Page 59                   Ryan et al. J Transl Genet Genom. 2025;9:48-61  https://dx.doi.org/10.20517/jtgg.2024.87

               Beyond the glycosphingolipid pathway, we identified significant dysregulation of other lysosomal proteins,
               including cathepsin B, lipase A (LIPA), and COL6A1. The upregulation of cathepsin B suggests enhanced
               lysosomal  protease  activity,  possibly  as  a  response  to  accumulated  substrates.  Conversely,  the
               downregulation of LIPA and COL6A1 indicates disruptions in lipid degradation and lysosomal structural
               integrity. Additionally, lysosomal membrane proteins such as LUM and Niemann-Pick disease type C2
               protein (NPC2) were upregulated, suggesting compensatory cellular remodeling due to lysosomal
               dysfunction. The reduced abundance of structural proteins like COL6A1 and occludin (OCLN) suggests
               disruptions in lysosomal and broader cellular architecture, consistent with previous reports [5,26] . This study
               provides evidence for the involvement of lysosomal proteins beyond glycosphingolipid metabolism in FD
               pathology. The integration of proteomic analysis with automated live-cell imaging offers a robust platform
               for further exploration of disease-specific cellular mechanisms.


               The advanced image analysis used in this study is the first to quantitively visualize lysosome accumulation
               in FD podocytes in real time, allowing us to capture dynamic changes in lysosomal numbers, size, and
               distribution with disease progression over time of culture. This live cell imaging approach enabled a more
               accurate assessment of lysosomal stress and dysfunction compared to traditional static methods, offering a
               deeper understanding of the pathological mechanisms driving FD nephropathy. Using an unbiased,
               automated quantification of LAMP-1+ lysosomes in FD podocytes, we observed a significant increase in the
               size and number of LAMP-1+ vesicles compared to controls, reflecting heightened lysosomal stress. This
               technique allowed us to track changes in real time, offering a more comprehensive understanding of how
               lysosomal dysfunction evolves during podocyte differentiation due to a FD pathogenic variant. The
               persistence of lysosomal stress in FD podocytes over later stages of differentiation suggests that these
               podocytes continue to undergo significant dysfunction, which could contribute to ongoing podocyte injury
               and the progression of FD nephropathy.

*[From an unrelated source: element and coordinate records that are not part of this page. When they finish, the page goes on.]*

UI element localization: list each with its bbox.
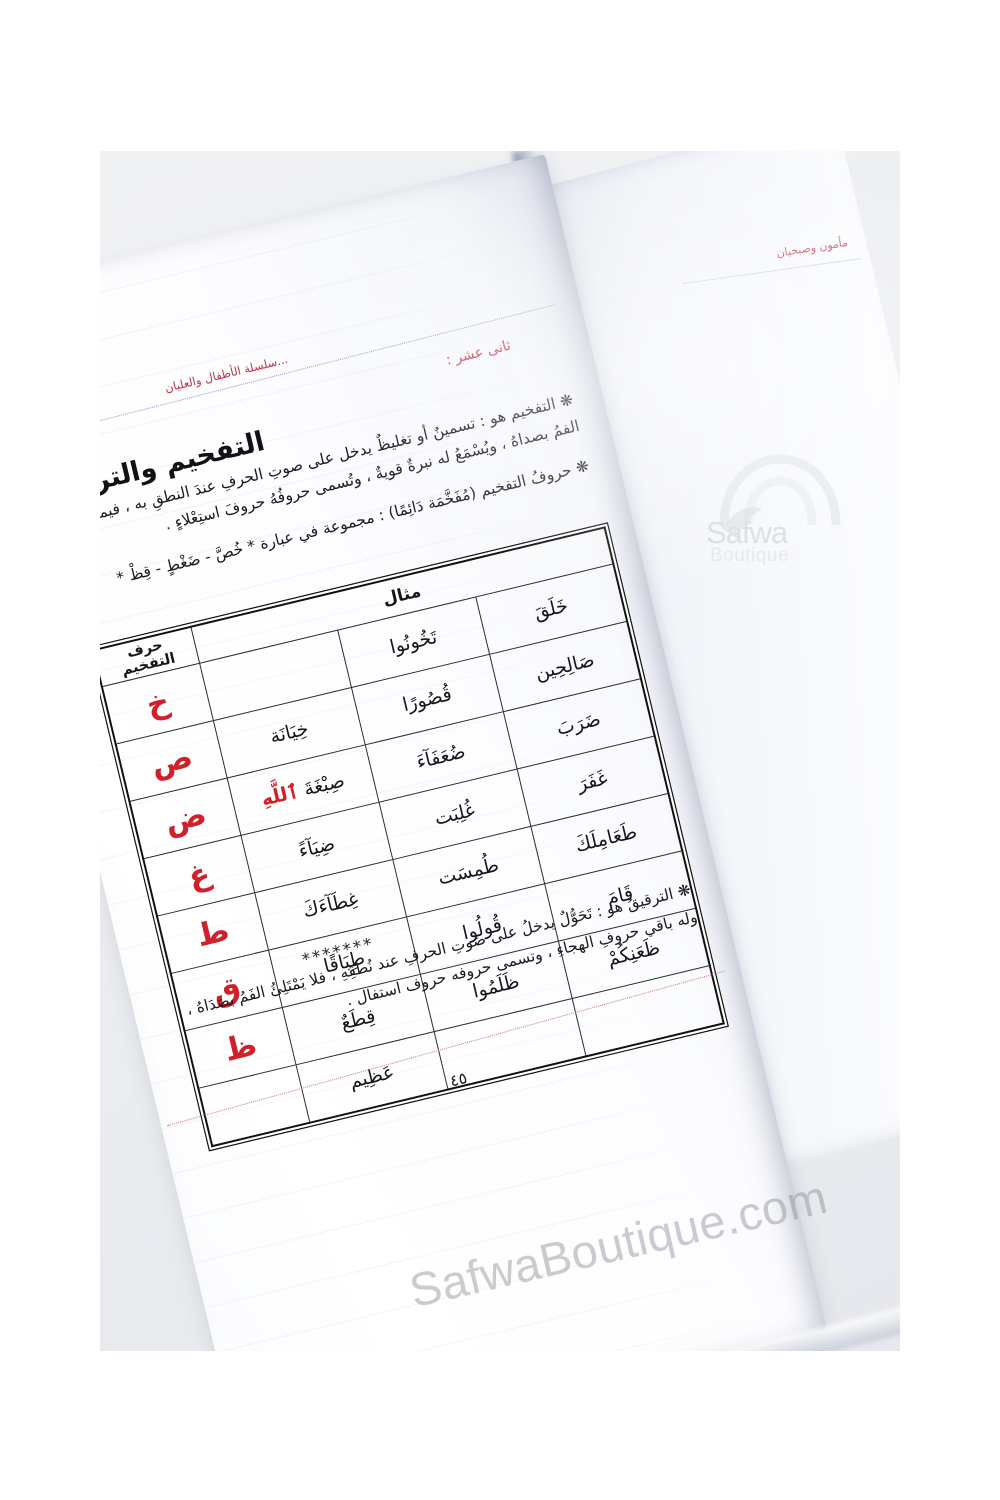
photo-backdrop: مأمون وصبحيان ...سلسلة الأطفال والعليان … (100, 151, 900, 1351)
open-book: مأمون وصبحيان ...سلسلة الأطفال والعليان … (100, 151, 900, 1351)
lesson-number: ثانى عشر : (444, 337, 513, 369)
right-page-header-rule (683, 257, 862, 284)
right-page-running-head: مأمون وصبحيان (775, 235, 849, 261)
word-allah: ٱللَّهِ (259, 780, 301, 811)
tafkheem-letters-table: مثال حرف التفخيم خَلَقَ تَخُونُوا خ صَالِحِ… (100, 526, 725, 1148)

               This study provides valuable insights into lysosomal dysfunction in FD podocytes; however, several
               limitations must be acknowledged. First, the investigation focuses on a single case utilizing iPSC-derived
               podocytes from a patient with the p.Met284Thr pathogenic variant. Future studies should include larger
               cohorts of male and female patients with different GLA mutations to validate these findings and assess
               variability across genetic and demographic subgroups. Second, lysosomal alterations are known to occur in
               various cell types, and the extent to which the observed changes are specific to podocytes remains unclear.
               Further research is required to determine whether similar lysosomal impairments and downstream cellular
               disruptions occur in other affected renal cell types, such as mesangial or epithelial cells, and whether the
               clinical manifestations arise from cell-specific genetic profiles or shared systemic mechanisms. Finally, while
               the proteomic and imaging approaches employed here provide robust in vitro insights into lysosomal
               dysfunction and its progression, translating these findings to in vivo systems and clinical settings is
               necessary to fully understand their implications for disease progression and therapeutic development.

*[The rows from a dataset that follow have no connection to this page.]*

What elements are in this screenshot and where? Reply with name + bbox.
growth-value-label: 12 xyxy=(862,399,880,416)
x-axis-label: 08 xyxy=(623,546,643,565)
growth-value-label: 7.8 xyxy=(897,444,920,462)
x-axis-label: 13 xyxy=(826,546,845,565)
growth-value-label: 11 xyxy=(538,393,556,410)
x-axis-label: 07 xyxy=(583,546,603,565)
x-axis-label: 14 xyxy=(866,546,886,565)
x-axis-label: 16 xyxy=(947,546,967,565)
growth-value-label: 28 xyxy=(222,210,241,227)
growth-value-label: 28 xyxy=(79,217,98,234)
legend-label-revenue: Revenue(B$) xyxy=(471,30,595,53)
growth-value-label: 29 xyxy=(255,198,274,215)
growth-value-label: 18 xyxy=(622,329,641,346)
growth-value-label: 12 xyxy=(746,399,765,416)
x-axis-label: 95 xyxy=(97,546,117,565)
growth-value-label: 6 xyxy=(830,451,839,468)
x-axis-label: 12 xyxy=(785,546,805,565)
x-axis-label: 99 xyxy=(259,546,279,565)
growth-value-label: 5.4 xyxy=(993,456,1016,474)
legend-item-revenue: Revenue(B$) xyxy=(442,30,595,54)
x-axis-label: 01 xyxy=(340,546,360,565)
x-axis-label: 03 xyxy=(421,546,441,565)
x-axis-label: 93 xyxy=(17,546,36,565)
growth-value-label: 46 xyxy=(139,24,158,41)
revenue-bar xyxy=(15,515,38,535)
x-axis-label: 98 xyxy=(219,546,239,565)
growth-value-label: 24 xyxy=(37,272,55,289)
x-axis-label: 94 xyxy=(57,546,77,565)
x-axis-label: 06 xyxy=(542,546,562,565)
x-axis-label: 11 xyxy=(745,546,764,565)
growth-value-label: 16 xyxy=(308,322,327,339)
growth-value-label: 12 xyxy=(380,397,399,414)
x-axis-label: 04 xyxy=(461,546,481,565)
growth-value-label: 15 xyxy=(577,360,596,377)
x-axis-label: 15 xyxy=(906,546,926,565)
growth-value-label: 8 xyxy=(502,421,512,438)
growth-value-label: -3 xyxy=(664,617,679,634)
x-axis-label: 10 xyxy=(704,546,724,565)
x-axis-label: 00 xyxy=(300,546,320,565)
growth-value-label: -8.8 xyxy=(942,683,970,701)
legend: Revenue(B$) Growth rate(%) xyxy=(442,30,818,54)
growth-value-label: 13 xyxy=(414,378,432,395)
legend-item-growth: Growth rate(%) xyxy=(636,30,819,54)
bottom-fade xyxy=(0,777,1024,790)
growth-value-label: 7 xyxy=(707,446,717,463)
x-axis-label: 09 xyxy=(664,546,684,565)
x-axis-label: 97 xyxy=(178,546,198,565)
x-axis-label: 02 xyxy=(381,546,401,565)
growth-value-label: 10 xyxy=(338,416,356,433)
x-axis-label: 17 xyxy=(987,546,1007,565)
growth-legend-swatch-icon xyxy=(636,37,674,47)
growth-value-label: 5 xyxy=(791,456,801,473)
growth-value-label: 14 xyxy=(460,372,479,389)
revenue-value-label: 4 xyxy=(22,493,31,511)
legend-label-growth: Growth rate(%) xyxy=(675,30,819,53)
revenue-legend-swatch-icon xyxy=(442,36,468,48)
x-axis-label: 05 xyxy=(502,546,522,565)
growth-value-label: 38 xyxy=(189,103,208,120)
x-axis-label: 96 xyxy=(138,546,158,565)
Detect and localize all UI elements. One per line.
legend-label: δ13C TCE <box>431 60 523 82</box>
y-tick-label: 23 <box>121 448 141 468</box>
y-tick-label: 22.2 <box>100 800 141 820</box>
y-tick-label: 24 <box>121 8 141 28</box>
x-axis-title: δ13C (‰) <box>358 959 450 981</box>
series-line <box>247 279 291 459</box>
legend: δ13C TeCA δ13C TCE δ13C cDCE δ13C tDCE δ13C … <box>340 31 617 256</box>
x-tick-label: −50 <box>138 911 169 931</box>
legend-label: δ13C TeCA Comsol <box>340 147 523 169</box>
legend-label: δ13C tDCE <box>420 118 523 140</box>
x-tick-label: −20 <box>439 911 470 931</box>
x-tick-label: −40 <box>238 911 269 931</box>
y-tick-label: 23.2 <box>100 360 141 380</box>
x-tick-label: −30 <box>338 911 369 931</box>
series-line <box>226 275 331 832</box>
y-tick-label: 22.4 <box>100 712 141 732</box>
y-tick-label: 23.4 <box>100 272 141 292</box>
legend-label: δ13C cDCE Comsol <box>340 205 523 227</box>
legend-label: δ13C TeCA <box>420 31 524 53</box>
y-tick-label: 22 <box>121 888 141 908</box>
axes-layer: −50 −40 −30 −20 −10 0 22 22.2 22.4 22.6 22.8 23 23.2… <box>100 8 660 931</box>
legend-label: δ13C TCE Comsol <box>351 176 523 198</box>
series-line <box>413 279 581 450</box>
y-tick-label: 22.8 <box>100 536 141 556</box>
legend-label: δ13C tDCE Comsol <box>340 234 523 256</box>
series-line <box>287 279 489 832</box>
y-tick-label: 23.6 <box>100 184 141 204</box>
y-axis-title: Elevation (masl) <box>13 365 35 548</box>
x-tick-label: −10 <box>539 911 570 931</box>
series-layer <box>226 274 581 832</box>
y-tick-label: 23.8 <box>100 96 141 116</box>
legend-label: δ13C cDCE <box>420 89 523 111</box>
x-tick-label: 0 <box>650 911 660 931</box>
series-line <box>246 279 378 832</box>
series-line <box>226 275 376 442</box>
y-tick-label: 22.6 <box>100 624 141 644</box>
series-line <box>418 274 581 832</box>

               In conclusion, our study highlights the utility of iPSC-derived podocytes as a model for FD, combining
               quantitative proteomics and advanced imaging to offer insights into disease pathology. The progressive
               increase in lysosomal size and number reflects ongoing dysfunction, underscoring the need for therapeutic
               strategies targeting lysosomal functional clearance of Gb3. The culture of iPSC-derived podocytes may not
               only facilitate the identification of novel therapeutic targets but also support high-throughput screening of
               potential therapies, aiming to reverse lysosomal dysfunction and improve clinical outcomes for FD patients.